By KHRISNA VIRGIL
Tribune Staff Reporter
SEVERAL Ministry of Works officials signed off on documents approving Paradigm Construction to receive more than $500,000 to begin construction of the male dormitory at the Bahamas Agriculture and Marine Science Institute in the absence of a valid certificate of insurance.
As of February 28, 2015, Paradigm had received 23 payments from the government.
According to the project’s mobilisation payment certification routing sheet, a project manager/section head, quantity surveyor, the director of public works and deputy director, along with a representative from the accounts department of the Ministry of Public Works each signed the document giving the nod for the head of Paradigm, Audley Hanna, be awarded $520,000 or 20 per cent of the contract’s amount in February 2014.

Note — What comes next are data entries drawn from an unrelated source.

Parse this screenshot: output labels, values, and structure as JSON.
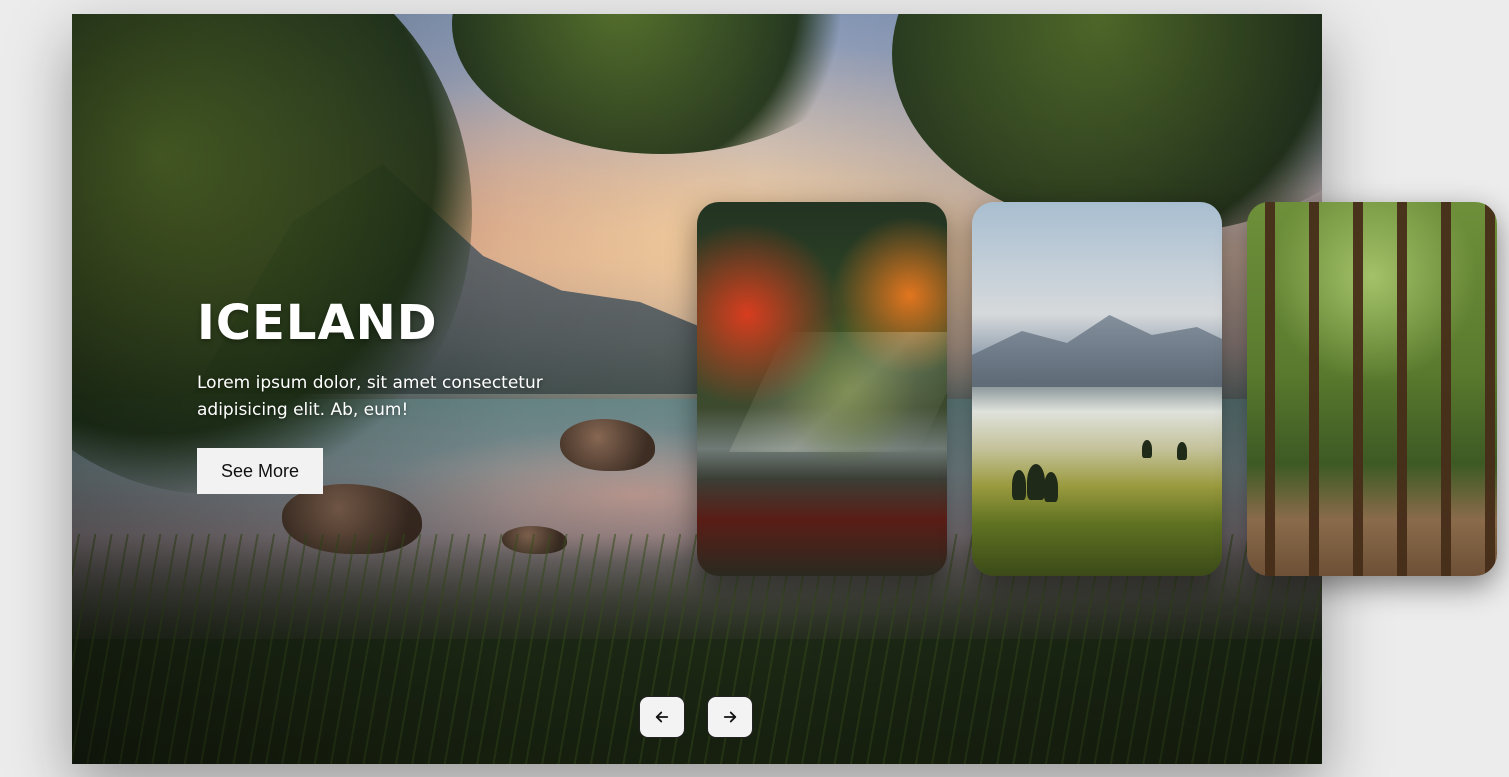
{
  "hero": {
    "title": "ICELAND",
    "description": "Lorem ipsum dolor, sit amet consectetur adipisicing elit. Ab, eum!",
    "button_label": "See More"
  },
  "cards": [
    {
      "icon": "autumn-lake-image"
    },
    {
      "icon": "misty-valley-image"
    },
    {
      "icon": "forest-path-image"
    }
  ],
  "navigation": {
    "prev_icon": "arrow-left-icon",
    "next_icon": "arrow-right-icon"
  },
  "colors": {
    "button_background": "#f2f2f2",
    "title_text": "#ffffff",
    "page_background": "#ececec"
  }
}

Works Minister Philip “Brave” Davis tabled the document, along with the project’s contract and running balance as of February 28, 2015, in the House of Assembly yesterday. He said his review of the contractor’s file still left several questions to be answered.

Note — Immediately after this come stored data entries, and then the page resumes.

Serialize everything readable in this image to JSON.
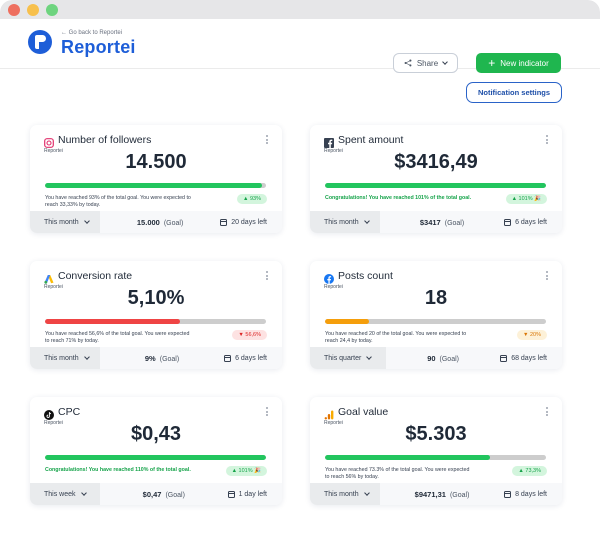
{
  "window": {
    "controls": [
      "close",
      "minimize",
      "maximize"
    ]
  },
  "header": {
    "back_link": "← Go back to Reportei",
    "brand": "Reportei",
    "share_label": "Share",
    "new_indicator_label": "New indicator"
  },
  "notification_settings_label": "Notification settings",
  "colors": {
    "brand": "#1e5ed8",
    "success": "#1fb64f",
    "danger": "#e53935",
    "warning": "#f59e0b",
    "track": "#cdcdcd"
  },
  "cards": [
    {
      "title": "Number of followers",
      "icon": "instagram-icon",
      "source": "Reportei",
      "value": "14.500",
      "progress": 0.98,
      "bar_color": "#22c55e",
      "message": "You have reached 93% of the total goal. You were expected to reach 33,33% by today.",
      "message_type": "normal",
      "badge": "▲ 93%",
      "badge_type": "up",
      "period": "This month",
      "goal_value": "15.000",
      "goal_label": "(Goal)",
      "days_left": "20 days left"
    },
    {
      "title": "Spent amount",
      "icon": "facebook-square-icon",
      "source": "Reportei",
      "value": "$3416,49",
      "progress": 1.0,
      "bar_color": "#22c55e",
      "message": "Congratulations! You have reached 101% of the total goal.",
      "message_type": "success",
      "badge": "▲ 101% 🎉",
      "badge_type": "up",
      "period": "This month",
      "goal_value": "$3417",
      "goal_label": "(Goal)",
      "days_left": "6 days left"
    },
    {
      "title": "Conversion rate",
      "icon": "google-ads-icon",
      "source": "Reportei",
      "value": "5,10%",
      "progress": 0.61,
      "bar_color": "#ef4444",
      "message": "You have reached 56,6% of the total goal. You were expected to reach 71% by today.",
      "message_type": "normal",
      "badge": "▼ 56,6%",
      "badge_type": "down",
      "period": "This month",
      "goal_value": "9%",
      "goal_label": "(Goal)",
      "days_left": "6 days left"
    },
    {
      "title": "Posts count",
      "icon": "facebook-circle-icon",
      "source": "Reportei",
      "value": "18",
      "progress": 0.2,
      "bar_color": "#f59e0b",
      "message": "You have reached 20 of the total goal. You were expected to reach 24,4 by today.",
      "message_type": "normal",
      "badge": "▼ 20%",
      "badge_type": "warn",
      "period": "This quarter",
      "goal_value": "90",
      "goal_label": "(Goal)",
      "days_left": "68 days left"
    },
    {
      "title": "CPC",
      "icon": "tiktok-icon",
      "source": "Reportei",
      "value": "$0,43",
      "progress": 1.0,
      "bar_color": "#22c55e",
      "message": "Congratulations! You have reached 110% of the total goal.",
      "message_type": "success",
      "badge": "▲ 101% 🎉",
      "badge_type": "up",
      "period": "This week",
      "goal_value": "$0,47",
      "goal_label": "(Goal)",
      "days_left": "1 day left"
    },
    {
      "title": "Goal value",
      "icon": "google-analytics-icon",
      "source": "Reportei",
      "value": "$5.303",
      "progress": 0.745,
      "bar_color": "#22c55e",
      "message": "You have reached 73.3% of the total goal. You were expected to reach 56% by today.",
      "message_type": "normal",
      "badge": "▲ 73,3%",
      "badge_type": "up",
      "period": "This month",
      "goal_value": "$9471,31",
      "goal_label": "(Goal)",
      "days_left": "8 days left"
    }
  ]
}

Despite Paradigm Construction only submitting a RoyalStar Assurance quote for the two-story male student dormitory, the officials’ signatures appear several times on the mobilisation document.
The insurance quote was for a six-month period from February 7 to August 8, 2014. It included third party liability of $1m and a premium of $23,746.65. The policy would have covered contract works and a limit of indemnity.

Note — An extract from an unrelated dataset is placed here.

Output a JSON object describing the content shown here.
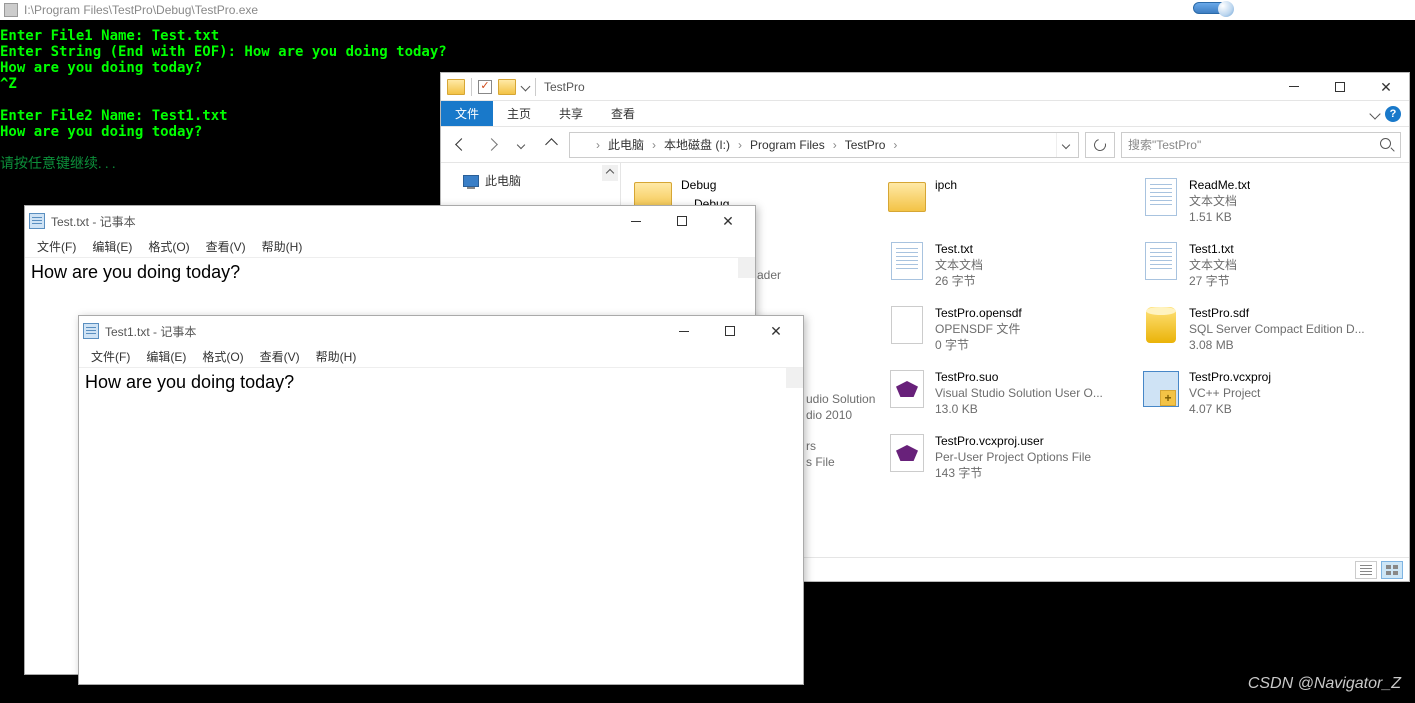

The signed contract had a value of $2.6m with $3.25m in approved funding, according to the documents.
The routing sheet said payment certificate number one should have been accompanied by: a contract or letter of intent signed by the permanent secretary; the original claim letter signed by the contractor requesting payment; a copy of the bill of quantities/scope of works/schedule of works and the original contractors all-risk insurance, including public liability of not less than $1m.
A copy of a current business licence, current National Insurance Board compliance letter and the original contractor’s performance bond, if applicable were also required.
Subsequent payments also required a copy of the all risk insurance, among other documents.
“I am now in a position to say that the contractor provided all that he was required, save a certificate for all-risk insurance,” Mr Davis said yesterday.
“What the file does not tell me is who took the decision to advance the mobilisation without the requisite insurance, what intervention, if any, was made to ensure that this requirement was met once identified, and why the contract, which has been substantially delayed, was allowed to continue without this critical requirement.”